Faible score du FN. Autre méthode de l’élu : la concertation citoyenne et l’implication des habitants. Toutes ces réalisations ont été décidées de concert avec la population. «Durant mon mandat 2001-2008, on a fait 200 réunions publiques, rappelle Jean-François Caron. J’ai été réélu en 2008 avec 82,1% des voix. Et, malgré les difficultés professionnelles et sociales de mes administrés - 6 foyers loossois sur 10 ne paient pas d’impôts sur le revenu -, on est une des communes du département où le FN enregistre ses plus faibles scores.» Pourquoi ? «Grâce aux réalisations concrètes. La population est concernée et impliquée dans les projets.»
Pourtant, le maire l’affirme : «Vous ne trouverez personne ou presque ici pour dire que l’on fait du développement durable et de la transition énergétique.» Paradoxe, encore ? «Non. Les gens ne théorisent pas, ils n’ont pas conscience de ça. Ils disent juste que c’est du bon sens d’isoler son logement et de faire baisser sa facture d’énergie. La participation de la population est un processus long, high-tech, et elle doit être méthodiquement orchestrée.»
Au bar L’artiste, Cédric, le patron, arrivé sur la commune il y a six mois, s’est mis à l’heure loossoise sur le plan énergétique. Par atavisme local ? «Non, par envie d’économies», répond-il sans détours. Quand il a repris ce bistrot, quartier général des jeunes de la commune, le trentenaire originaire de la région a changé tout l’éclairage du lieu pour des ampoules LED. «L’ancienne propriétaire payait 370 euros d’EDF par mois. Moi, ça me revient à 270 euros. C’est bien simple, l’ensemble de ma ligne de LED consomme en électricité l’équivalent d’un éclairage halogène. J’ai également fait installer une climatisation réversible.»
«Colibri». L’hyperactif Jean-François Caron n’a-t-il pas parfois le sentiment, sinon d’être un Don Quichotte, ou, pour le moins, de tenter de vider le Titanic à la petite cuiller ? «Non, répond-il. A Loos, ce qui est intéressant, c’est que ce propos sur le développement durable et la transition énergétique se fait en univers réel, avec des vrais gens et une histoire compliquée. Nous ne sommes pas les bobos de Fribourg.» Le maire y croit mordicus : «On va y arriver par des cellules-souches qui montrent qu’autre chose est possible ; Loos est une de ces cellules. A un moment, on fera système. La planète n’a pas le choix, et je veux y contribuer à mon échelle.»

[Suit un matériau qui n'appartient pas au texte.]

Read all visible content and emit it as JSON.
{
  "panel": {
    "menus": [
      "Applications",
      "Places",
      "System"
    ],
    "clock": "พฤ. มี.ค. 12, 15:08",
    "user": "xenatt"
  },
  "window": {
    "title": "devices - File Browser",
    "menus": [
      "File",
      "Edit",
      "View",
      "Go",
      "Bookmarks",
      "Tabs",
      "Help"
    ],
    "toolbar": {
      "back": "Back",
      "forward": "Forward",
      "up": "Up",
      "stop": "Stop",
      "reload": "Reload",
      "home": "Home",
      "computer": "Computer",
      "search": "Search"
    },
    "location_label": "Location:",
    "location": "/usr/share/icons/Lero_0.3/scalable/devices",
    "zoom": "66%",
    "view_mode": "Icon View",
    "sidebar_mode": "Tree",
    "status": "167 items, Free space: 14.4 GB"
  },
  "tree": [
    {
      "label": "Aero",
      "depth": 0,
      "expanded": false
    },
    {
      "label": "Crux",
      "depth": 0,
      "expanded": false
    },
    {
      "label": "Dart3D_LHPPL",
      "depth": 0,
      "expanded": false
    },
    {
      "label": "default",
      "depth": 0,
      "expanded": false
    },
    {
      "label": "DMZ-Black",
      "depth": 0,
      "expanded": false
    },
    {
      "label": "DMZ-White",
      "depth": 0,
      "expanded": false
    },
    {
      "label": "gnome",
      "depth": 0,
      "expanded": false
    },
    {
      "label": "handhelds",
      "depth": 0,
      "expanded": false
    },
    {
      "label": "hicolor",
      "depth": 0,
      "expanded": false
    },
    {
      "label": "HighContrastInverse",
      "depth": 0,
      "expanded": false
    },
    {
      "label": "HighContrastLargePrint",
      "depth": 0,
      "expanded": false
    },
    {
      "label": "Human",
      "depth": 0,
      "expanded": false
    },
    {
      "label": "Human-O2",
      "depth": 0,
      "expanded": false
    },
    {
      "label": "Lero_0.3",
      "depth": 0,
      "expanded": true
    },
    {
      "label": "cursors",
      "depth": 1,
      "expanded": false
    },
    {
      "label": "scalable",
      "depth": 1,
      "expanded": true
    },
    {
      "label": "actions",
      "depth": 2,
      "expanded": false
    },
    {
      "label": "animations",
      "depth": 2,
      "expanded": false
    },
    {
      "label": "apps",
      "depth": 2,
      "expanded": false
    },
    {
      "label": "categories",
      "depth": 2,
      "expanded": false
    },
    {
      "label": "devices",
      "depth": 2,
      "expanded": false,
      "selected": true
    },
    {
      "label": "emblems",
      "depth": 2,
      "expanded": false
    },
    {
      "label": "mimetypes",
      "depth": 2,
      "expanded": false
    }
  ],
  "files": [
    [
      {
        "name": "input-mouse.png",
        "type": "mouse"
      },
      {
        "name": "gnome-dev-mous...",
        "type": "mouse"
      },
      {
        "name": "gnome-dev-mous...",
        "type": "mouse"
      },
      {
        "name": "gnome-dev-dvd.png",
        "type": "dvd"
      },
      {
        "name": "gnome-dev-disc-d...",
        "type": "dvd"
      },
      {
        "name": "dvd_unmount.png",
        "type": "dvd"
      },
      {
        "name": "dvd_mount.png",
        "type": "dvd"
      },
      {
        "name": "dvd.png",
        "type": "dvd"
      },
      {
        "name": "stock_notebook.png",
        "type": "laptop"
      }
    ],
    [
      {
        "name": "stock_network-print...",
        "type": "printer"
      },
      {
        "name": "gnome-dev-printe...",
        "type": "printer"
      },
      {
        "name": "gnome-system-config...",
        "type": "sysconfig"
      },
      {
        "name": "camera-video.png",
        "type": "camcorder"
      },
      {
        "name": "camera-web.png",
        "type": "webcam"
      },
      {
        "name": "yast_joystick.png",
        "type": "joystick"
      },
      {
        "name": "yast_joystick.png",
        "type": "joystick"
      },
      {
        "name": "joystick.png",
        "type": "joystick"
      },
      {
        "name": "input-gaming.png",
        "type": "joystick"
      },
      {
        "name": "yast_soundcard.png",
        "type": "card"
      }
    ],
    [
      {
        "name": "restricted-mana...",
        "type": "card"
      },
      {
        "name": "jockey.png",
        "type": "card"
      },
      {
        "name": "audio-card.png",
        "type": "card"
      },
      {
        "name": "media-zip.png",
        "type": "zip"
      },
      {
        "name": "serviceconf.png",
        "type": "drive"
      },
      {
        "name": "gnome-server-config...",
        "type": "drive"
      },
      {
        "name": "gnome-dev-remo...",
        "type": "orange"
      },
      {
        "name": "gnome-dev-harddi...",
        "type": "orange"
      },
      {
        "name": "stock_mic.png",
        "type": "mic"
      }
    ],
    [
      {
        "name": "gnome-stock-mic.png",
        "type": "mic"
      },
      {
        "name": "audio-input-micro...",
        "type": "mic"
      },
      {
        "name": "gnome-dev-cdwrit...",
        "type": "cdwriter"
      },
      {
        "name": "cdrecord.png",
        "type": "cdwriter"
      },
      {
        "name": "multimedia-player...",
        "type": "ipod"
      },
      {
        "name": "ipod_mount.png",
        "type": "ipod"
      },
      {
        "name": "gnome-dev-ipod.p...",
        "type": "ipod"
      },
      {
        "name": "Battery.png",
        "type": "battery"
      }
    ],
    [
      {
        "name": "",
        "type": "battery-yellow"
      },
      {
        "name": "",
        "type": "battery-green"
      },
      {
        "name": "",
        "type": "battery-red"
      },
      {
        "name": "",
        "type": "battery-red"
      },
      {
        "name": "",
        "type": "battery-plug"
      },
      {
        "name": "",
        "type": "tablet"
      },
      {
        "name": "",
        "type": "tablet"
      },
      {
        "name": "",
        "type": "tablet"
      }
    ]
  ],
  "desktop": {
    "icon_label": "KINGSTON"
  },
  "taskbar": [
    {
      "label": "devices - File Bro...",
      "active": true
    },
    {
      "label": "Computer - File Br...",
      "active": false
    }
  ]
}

Et l’élu d’illustrer son engagement par une histoire : «Un immense incendie ravage la savane africaine. Tous les animaux fuient, persuadés de leur impuissance face aux flammes. Tous, sauf un colibri, qui se transforme en micro-Canadair et multiplie les allers-retours à la rivière pour transporter des gouttes d’eau qu’il déverse sur le feu. Un hippopotame l’arrête et lui fait remarquer le caractère vain de son intervention. Le colibri ne se démonte pas et lui répond : "Ce n’est pas grave, je fais ma part."»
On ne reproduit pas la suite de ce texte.